Ils ont eu de plus graves sujets de plainte encore. Les représentans de l’Australie avaient accepté à la conférence le programme naval que leur avait proposé la métropole, sous la réserve habituelle de l’assentiment de leur Parlement. Quel accueil ces projets ont-ils reçu aux antipodes ?

« Le peuple australien, dit le plus influent journal de Melbourne, The Age[1], considère avec la plus grande défiance le nouveau projet d’arrangement, en vertu duquel l’escadre auxiliaire australienne, entretenue aux frais de la Fédération, pourrait lui être enlevée à l’heure du danger pour être employée à des opérations de haute stratégie navale en pleine mer, peut-être à des milliers de milles de distance… Dans l’ancien arrangement conclu en 1887, il était stipulé que l’escadre auxiliaire ne devait pas sortir des limites de la station navale australienne, si ce n’est avec l’assentiment de tous les gouvernemens coloniaux qui contribuaient à son entretien. Le nouveau projet supprime entièrement cette salutaire sauvegarde et ouvre cette perspective qu’après avoir dépensé des millions pour avoir une flotte à Sydney en temps de paix, les Australiens risquent de se réveiller en temps de guerre pour trouver leurs côtes dépourvues de défenses navales.
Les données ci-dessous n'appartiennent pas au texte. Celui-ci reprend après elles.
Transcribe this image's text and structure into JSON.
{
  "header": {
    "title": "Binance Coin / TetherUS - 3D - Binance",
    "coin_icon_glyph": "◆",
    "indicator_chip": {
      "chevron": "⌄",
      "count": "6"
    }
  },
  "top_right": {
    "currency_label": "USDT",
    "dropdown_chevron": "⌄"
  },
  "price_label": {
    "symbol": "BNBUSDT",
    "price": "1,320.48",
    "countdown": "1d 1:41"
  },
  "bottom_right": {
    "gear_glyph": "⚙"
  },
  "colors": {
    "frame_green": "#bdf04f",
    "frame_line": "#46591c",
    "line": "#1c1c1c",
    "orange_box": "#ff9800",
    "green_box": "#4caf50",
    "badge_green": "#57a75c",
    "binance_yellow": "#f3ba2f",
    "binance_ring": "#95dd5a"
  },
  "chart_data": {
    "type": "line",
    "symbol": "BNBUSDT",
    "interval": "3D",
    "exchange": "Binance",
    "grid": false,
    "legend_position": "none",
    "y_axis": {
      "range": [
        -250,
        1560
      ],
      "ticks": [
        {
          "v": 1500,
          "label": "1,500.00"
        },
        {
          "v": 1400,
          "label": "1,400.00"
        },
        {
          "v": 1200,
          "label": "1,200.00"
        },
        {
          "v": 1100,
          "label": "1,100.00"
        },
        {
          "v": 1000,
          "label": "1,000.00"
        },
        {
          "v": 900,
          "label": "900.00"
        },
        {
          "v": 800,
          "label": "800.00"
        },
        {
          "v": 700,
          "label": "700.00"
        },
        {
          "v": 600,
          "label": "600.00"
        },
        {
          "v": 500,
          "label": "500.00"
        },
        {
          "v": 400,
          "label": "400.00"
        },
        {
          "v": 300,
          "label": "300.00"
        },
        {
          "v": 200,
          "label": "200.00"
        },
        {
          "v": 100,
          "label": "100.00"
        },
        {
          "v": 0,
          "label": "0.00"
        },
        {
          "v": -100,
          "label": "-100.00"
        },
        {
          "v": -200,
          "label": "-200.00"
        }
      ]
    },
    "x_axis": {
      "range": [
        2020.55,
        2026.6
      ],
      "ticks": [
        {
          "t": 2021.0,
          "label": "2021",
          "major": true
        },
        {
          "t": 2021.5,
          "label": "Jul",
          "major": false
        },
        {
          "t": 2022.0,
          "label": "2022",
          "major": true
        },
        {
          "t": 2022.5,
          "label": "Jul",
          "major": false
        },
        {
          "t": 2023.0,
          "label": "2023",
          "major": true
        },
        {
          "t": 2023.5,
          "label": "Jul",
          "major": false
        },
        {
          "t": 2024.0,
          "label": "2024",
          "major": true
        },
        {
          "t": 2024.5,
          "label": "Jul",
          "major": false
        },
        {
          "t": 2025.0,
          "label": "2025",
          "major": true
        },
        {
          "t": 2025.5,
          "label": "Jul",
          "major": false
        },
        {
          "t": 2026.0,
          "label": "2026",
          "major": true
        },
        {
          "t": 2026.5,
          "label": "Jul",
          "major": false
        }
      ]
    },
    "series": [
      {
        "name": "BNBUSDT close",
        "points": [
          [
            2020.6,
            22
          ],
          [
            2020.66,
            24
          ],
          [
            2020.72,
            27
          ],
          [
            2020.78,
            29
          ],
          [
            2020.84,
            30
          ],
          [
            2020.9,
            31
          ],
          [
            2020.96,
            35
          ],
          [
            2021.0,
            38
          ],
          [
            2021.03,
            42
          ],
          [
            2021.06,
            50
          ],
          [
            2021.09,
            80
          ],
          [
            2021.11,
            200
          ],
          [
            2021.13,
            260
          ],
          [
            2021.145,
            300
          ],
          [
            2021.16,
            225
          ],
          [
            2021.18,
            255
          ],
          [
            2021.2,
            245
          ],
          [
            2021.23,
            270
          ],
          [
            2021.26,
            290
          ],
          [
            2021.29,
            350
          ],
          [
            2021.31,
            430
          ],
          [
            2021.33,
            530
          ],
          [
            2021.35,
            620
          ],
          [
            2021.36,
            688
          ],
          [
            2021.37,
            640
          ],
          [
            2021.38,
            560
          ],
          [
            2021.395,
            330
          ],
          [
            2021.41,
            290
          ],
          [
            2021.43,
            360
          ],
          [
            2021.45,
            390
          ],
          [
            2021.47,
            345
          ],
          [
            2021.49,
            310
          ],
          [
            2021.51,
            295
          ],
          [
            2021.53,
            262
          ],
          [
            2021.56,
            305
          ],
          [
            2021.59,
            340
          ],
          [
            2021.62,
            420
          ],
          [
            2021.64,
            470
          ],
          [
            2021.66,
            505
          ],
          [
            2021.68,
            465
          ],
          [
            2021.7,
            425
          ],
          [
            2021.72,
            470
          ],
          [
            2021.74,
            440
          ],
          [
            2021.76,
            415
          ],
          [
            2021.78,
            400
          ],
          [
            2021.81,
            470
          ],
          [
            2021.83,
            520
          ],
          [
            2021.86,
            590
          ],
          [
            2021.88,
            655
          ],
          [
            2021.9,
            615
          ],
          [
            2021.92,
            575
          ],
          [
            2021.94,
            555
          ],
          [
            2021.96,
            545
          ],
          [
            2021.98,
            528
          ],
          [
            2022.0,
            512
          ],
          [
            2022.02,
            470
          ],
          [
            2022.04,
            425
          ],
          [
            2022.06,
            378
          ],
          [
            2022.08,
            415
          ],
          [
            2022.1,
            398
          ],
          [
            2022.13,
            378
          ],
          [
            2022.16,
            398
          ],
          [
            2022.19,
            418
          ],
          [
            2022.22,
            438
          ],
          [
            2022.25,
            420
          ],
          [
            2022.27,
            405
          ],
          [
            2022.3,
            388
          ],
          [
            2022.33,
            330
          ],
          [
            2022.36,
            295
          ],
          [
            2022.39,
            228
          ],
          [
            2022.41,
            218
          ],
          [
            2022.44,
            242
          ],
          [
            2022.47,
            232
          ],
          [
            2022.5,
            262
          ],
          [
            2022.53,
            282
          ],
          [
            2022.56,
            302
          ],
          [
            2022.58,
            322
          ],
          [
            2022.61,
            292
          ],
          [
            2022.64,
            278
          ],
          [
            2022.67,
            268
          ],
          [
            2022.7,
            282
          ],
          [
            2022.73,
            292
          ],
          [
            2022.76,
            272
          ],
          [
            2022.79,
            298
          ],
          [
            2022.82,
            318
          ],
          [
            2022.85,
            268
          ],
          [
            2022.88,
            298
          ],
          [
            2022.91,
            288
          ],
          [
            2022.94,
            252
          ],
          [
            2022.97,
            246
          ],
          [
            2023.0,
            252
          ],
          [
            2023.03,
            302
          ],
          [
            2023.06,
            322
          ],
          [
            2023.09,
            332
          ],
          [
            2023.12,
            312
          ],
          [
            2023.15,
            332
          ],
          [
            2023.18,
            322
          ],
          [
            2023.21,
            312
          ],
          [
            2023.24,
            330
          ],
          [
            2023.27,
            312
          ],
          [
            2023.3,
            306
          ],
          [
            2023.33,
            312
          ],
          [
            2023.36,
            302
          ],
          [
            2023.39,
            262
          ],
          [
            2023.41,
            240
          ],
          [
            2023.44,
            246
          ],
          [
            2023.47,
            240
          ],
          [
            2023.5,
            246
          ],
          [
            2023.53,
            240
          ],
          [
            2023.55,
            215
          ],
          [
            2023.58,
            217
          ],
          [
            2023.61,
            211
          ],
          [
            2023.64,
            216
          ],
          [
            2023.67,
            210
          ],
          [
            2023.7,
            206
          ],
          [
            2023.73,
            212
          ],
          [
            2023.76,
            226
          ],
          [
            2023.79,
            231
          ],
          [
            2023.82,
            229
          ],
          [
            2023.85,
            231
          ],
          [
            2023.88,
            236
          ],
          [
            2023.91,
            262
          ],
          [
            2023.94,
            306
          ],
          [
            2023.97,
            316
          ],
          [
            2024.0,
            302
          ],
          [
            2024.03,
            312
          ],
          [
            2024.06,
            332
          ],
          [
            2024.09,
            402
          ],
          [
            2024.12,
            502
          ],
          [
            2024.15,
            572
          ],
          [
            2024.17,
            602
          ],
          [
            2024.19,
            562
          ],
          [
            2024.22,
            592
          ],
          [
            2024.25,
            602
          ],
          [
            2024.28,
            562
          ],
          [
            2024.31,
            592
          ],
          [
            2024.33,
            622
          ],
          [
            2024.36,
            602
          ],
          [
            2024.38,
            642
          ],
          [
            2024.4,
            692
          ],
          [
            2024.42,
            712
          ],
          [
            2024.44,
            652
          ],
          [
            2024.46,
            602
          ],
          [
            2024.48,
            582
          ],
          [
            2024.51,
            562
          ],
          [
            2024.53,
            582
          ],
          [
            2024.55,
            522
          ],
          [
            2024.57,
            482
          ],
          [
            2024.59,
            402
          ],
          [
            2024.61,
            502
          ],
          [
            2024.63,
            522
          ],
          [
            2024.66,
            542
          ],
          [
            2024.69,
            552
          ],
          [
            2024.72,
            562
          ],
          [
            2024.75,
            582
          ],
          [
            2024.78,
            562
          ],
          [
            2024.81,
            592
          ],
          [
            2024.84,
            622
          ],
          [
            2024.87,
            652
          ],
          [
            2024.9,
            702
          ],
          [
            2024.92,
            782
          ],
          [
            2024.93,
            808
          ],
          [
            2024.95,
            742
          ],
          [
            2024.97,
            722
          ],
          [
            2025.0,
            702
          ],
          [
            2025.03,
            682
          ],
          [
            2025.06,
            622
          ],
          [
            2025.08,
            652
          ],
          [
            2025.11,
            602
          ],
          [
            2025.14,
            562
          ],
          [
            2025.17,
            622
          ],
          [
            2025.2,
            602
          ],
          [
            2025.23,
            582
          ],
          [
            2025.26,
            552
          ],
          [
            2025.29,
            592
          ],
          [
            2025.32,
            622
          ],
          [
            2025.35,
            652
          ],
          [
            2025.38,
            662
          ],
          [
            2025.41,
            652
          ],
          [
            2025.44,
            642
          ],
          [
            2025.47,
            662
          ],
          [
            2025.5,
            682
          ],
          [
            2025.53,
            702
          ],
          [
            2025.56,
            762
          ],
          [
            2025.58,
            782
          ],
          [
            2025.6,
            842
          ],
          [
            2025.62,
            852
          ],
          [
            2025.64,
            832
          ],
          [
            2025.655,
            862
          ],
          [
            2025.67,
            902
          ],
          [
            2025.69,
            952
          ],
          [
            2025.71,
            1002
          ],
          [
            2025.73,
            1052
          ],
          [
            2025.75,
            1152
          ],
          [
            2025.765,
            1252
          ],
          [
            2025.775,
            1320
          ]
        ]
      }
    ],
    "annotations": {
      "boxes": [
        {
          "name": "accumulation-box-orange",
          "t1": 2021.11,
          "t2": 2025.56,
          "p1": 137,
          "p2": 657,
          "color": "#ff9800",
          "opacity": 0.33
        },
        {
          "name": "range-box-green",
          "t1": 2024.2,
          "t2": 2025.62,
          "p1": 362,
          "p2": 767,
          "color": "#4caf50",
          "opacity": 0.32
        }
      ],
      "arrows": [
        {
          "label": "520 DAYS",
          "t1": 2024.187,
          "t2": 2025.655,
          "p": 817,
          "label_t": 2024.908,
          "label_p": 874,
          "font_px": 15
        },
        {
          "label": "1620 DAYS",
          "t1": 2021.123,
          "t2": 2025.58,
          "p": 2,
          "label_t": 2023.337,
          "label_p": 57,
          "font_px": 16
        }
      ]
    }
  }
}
Les nouvelles dispositions, si elles sont ratifiées, confondront absolument l’escadre australienne dans la marine britannique. La seule atténuation qu’on propose au caractère impérialiste et anti-australien de ce programme, c’est la stipulation, tout à fait inapplicable, qu’un navire de l’escadre serait monté par des Australiens dont la solde serait plusieurs fois supérieure à celle des marins anglais…

« Mais une objection plus fondamentale à cet arrangement, c’est qu’il tend à imposer au peuple australien une taxation sans représentation. On lui prendra pendant dix ans 2 millions sterling, sans donner à la Fédération la moindre voix au chapitre pour déterminer la manière dont cet argent sera dépensé.

  1. The Age du 12 novembre 1902, cité dans le Times du 2 janvier 1903.